Tecnicamente, existe uma similaridade entre os documentários e as cinebiografias de personalidades históricas. Este aspecto incomum diz respeito aos acontecimentos mais importantes na vida daquela personagem, desde a sua infância até os momentos finais de sua vida, isso, é claro, quando se trata de um biografado já falecido.
O filme “Irmã Dulce”, diferente do que muitos consideram, não é uma cinebiografia, muito menos um documentário, mas sim um filme baseado na principal fase da vida da religiosa, a qual diz respeito ao seu trabalho social em prol dos pobres de Salvador, na Bahia, desconsiderando boa parte da sua infância, a não ser o curto período em que passou ao lado de sua mãe, bem antes do falecimento desta. Sem falar que a relação de Irmã Dulce com a sua família, seu pai e sua irmã, é muito simplificada, deixando o telespectador curioso em saber o que de fato acontecera com aqueles até o fim da trajetória da freira.
A produção se limita em mostrar, em seu aspecto quase que mínimo, a dura realidade enfrentada por Irmã Dulce em relação as pessoas mais necessitadas que a procuravam e sua relação conturbada com a igreja e o impacto que isso gerou na visita do Papa João Paulo II na Salvador em 1981, onde ocorreu um grande alvoroço e comoção da população, a qual defendia a ida de Irmã Dulce à missa celebrada pelo Papa, o que contrariava às determinações impostas pela Igreja, a qual não permitira que a religiosa se juntasse aos demais convidados. Um momento bastante comovente do filme.
Pode-se dizer que o filme conseguiu ter uma boa receptividade do público. Contudo, como já foi dito antes, a produção nada mais mostra do que uma fase da vida de Irmã Dulce. De um modo crítico, é justo afirmar que 90 minutos de filme é muito pouco para se mostrar com bastante intensidade a batalha da religiosa que, para quem conhece bem a sua história, sabe que a luta de Irmã Dulce em razão dos pobres de Salvador e na construção do Hospital Santo Antônio, hoje um dos maiores do Brasil, foi muito mais do que um ato de amor, muito mais do que uma batalha política e, ainda por cima, a luta da freira estava relacionada a estar diante das maiores enfermidades e doenças infecciosas das pessoas que eram cuidadas por ela. Um gesto bastante generoso e bonito de se ver, algo que deveria ter sido mais bem explorado, mas, contudo, atendendo a um padrão instituído por muitos diretores brasileiros como o diretor deste filme, Vicente Amorim, o desejo e atender à expectativa do público que, tradicionalmente, detesta filmes longos demais.

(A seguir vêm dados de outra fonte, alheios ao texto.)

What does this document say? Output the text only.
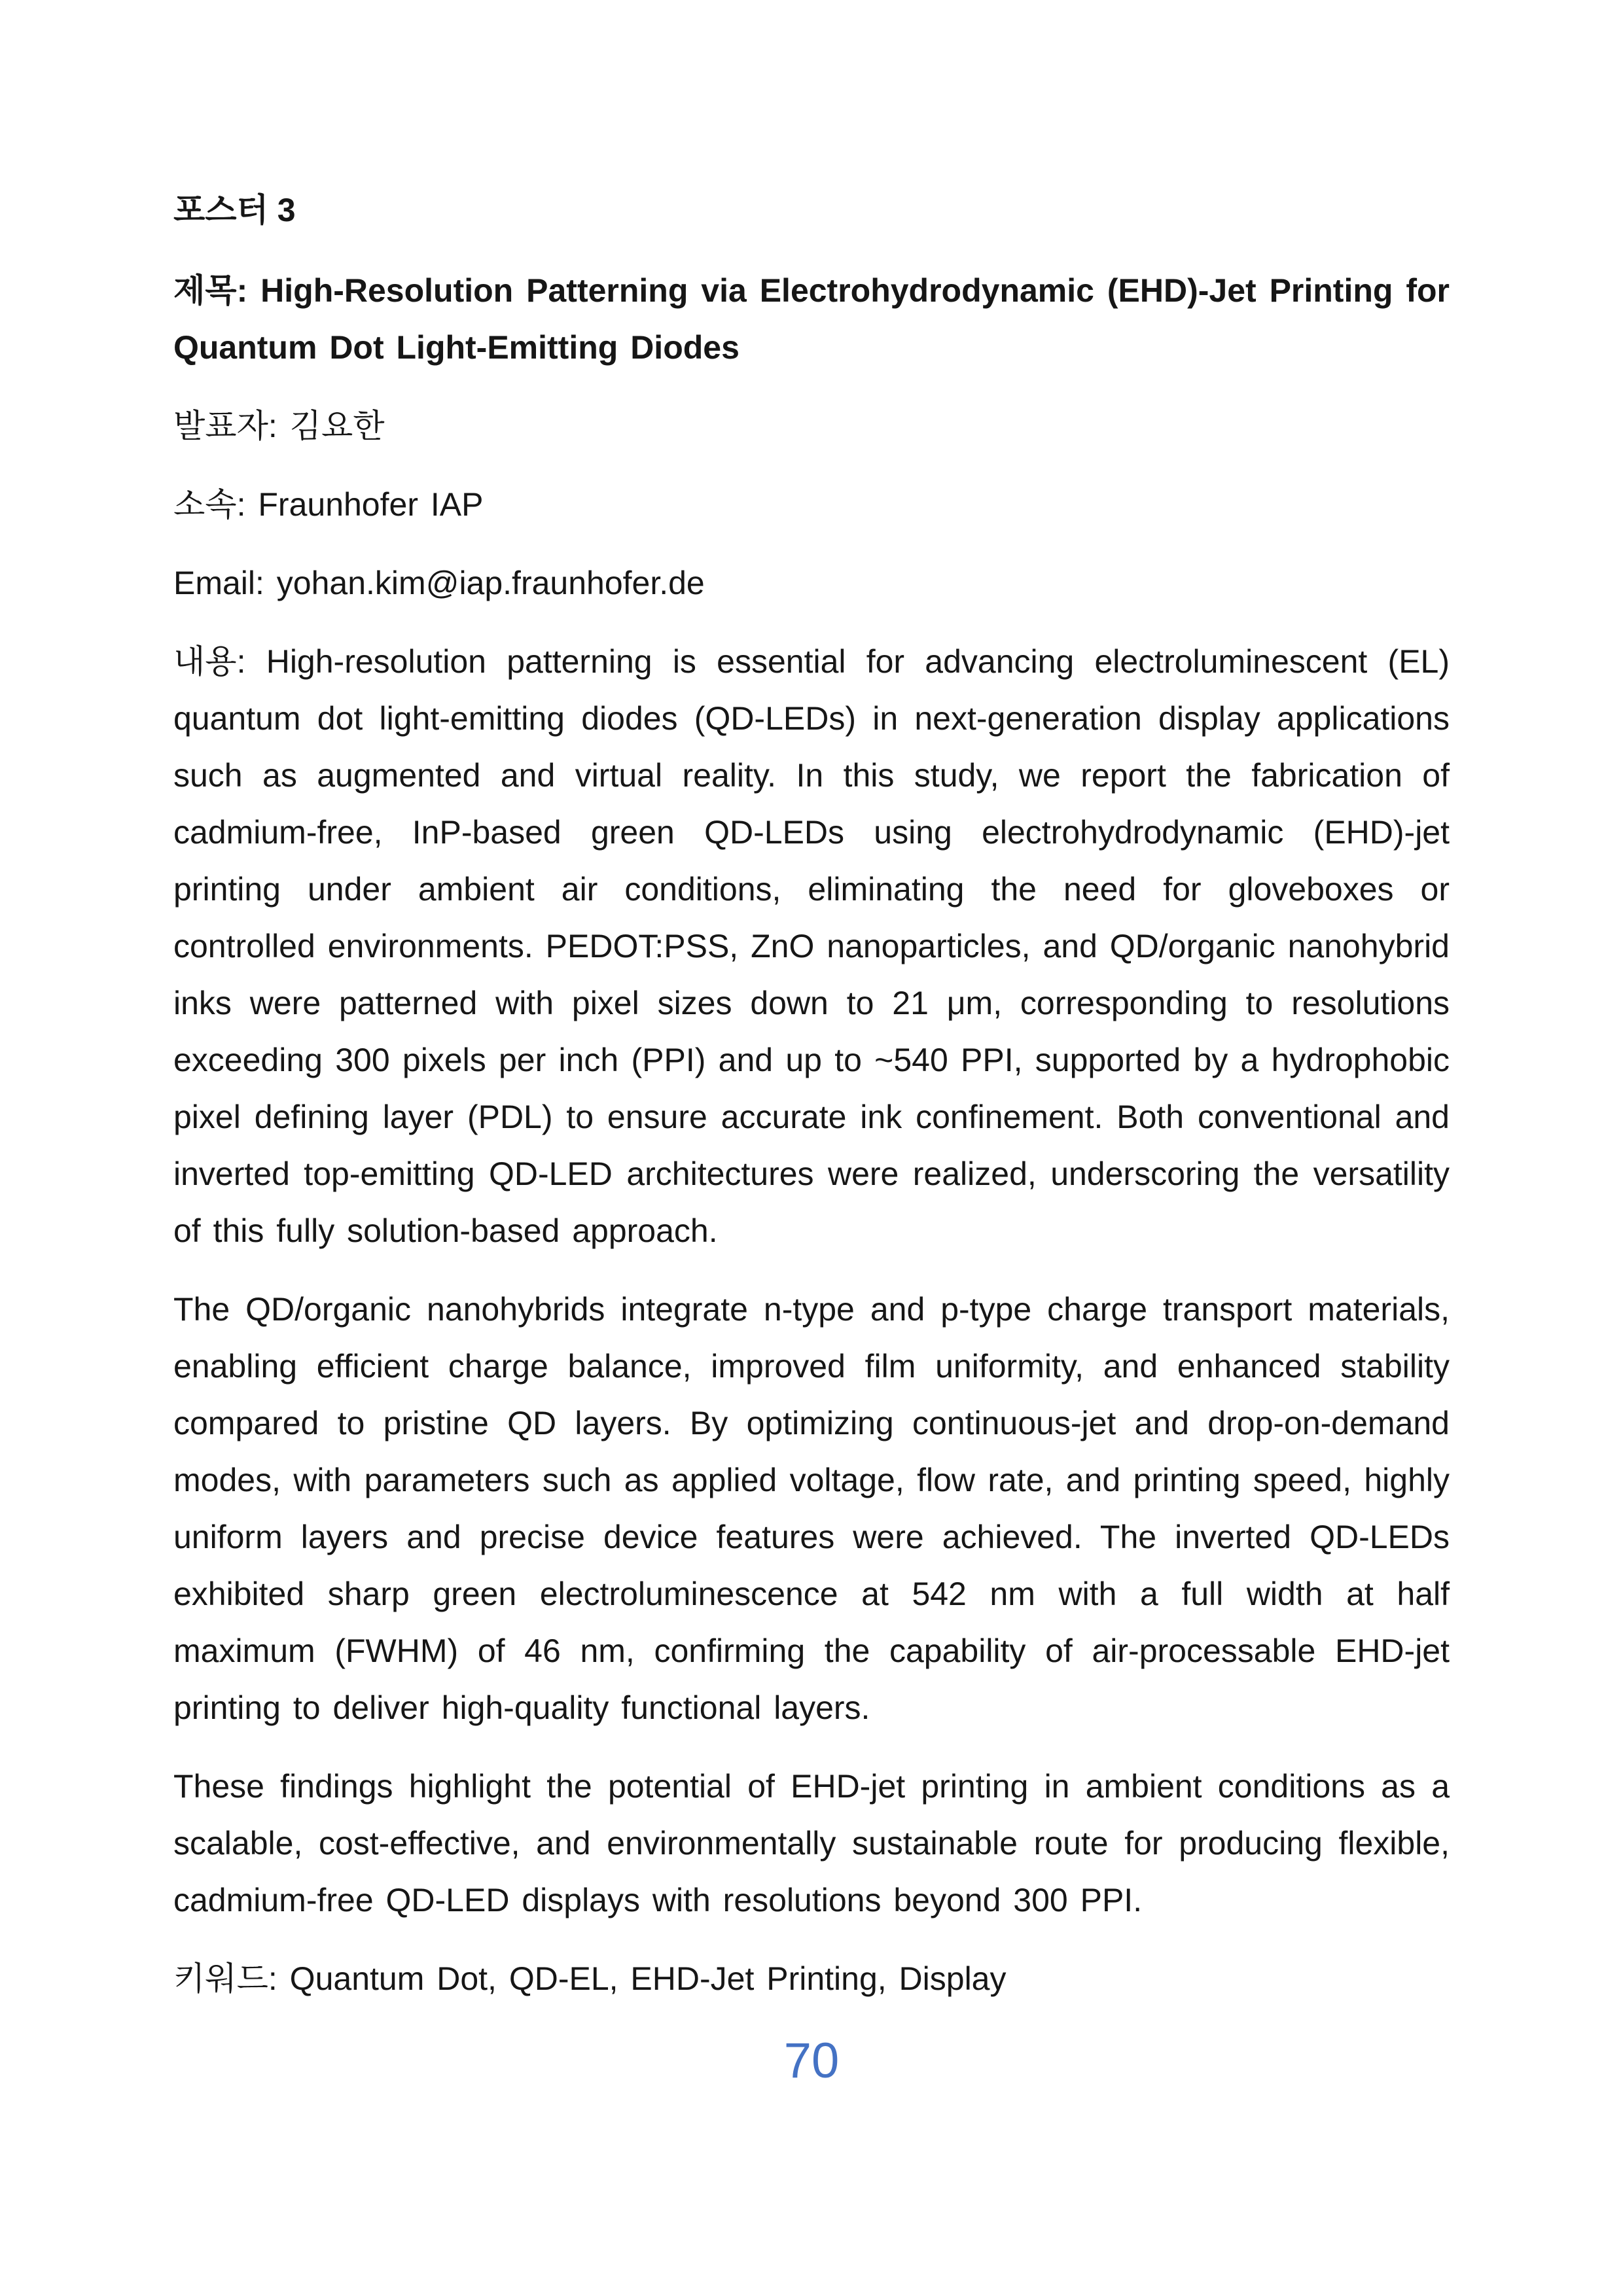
포스터 3

제목: High-Resolution Patterning via Electrohydrodynamic (EHD)-Jet Printing for Quantum Dot Light-Emitting Diodes

발표자: 김요한

소속: Fraunhofer IAP

Email: yohan.kim@iap.fraunhofer.de

내용: High-resolution patterning is essential for advancing electroluminescent (EL) quantum dot light-emitting diodes (QD-LEDs) in next-generation display applications such as augmented and virtual reality. In this study, we report the fabrication of cadmium-free, InP-based green QD-LEDs using electrohydrodynamic (EHD)-jet printing under ambient air conditions, eliminating the need for gloveboxes or controlled environments. PEDOT:PSS, ZnO nanoparticles, and QD/organic nanohybrid inks were patterned with pixel sizes down to 21 μm, corresponding to resolutions exceeding 300 pixels per inch (PPI) and up to ~540 PPI, supported by a hydrophobic pixel defining layer (PDL) to ensure accurate ink confinement. Both conventional and inverted top-emitting QD-LED architectures were realized, underscoring the versatility of this fully solution-based approach.

The QD/organic nanohybrids integrate n-type and p-type charge transport materials, enabling efficient charge balance, improved film uniformity, and enhanced stability compared to pristine QD layers. By optimizing continuous-jet and drop-on-demand modes, with parameters such as applied voltage, flow rate, and printing speed, highly uniform layers and precise device features were achieved. The inverted QD-LEDs exhibited sharp green electroluminescence at 542 nm with a full width at half maximum (FWHM) of 46 nm, confirming the capability of air-processable EHD-jet printing to deliver high-quality functional layers.

These findings highlight the potential of EHD-jet printing in ambient conditions as a scalable, cost-effective, and environmentally sustainable route for producing flexible, cadmium-free QD-LED displays with resolutions beyond 300 PPI.

키워드: Quantum Dot, QD-EL, EHD-Jet Printing, Display

70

Um verdadeiro tiro no pé já que, ao tentar agradar ao público e desagradar à crítica, o diretor pode ocasionar na desvalorização do filme em muitos festivais de cinema mundo a fora.
Falando do elenco, o filme é estrelado por Regina Braga, Bianca Comparato e Glória Pires, sendo a primeira mineira e as demais cariocas, ainda assim com um convincente sotaque nordestino e que, de fato, conseguem desempenhar o papel de Irmã Dulce na fase jovem e na fase idosa. Gloria Pires tem sim um destaque importante como a mãe de Irmã Dulce, mas, entretanto, ela lembra muito outro personagem interpretado pela mesma no filme “Lula, o Filho do Brasil”, onde Gloria faz a mãe do presidente Lula.
Irmã Dulce não se tornou um filme ruim, mas também não é nenhuma produção espetacular. O tom comovente é algo que ficará marcado na memória do público. Contudo, espera-se que, no futuro, outra produção um tanto mais séria e completa possa ser realizada para melhor contar a trajetória emocionante da religiosa.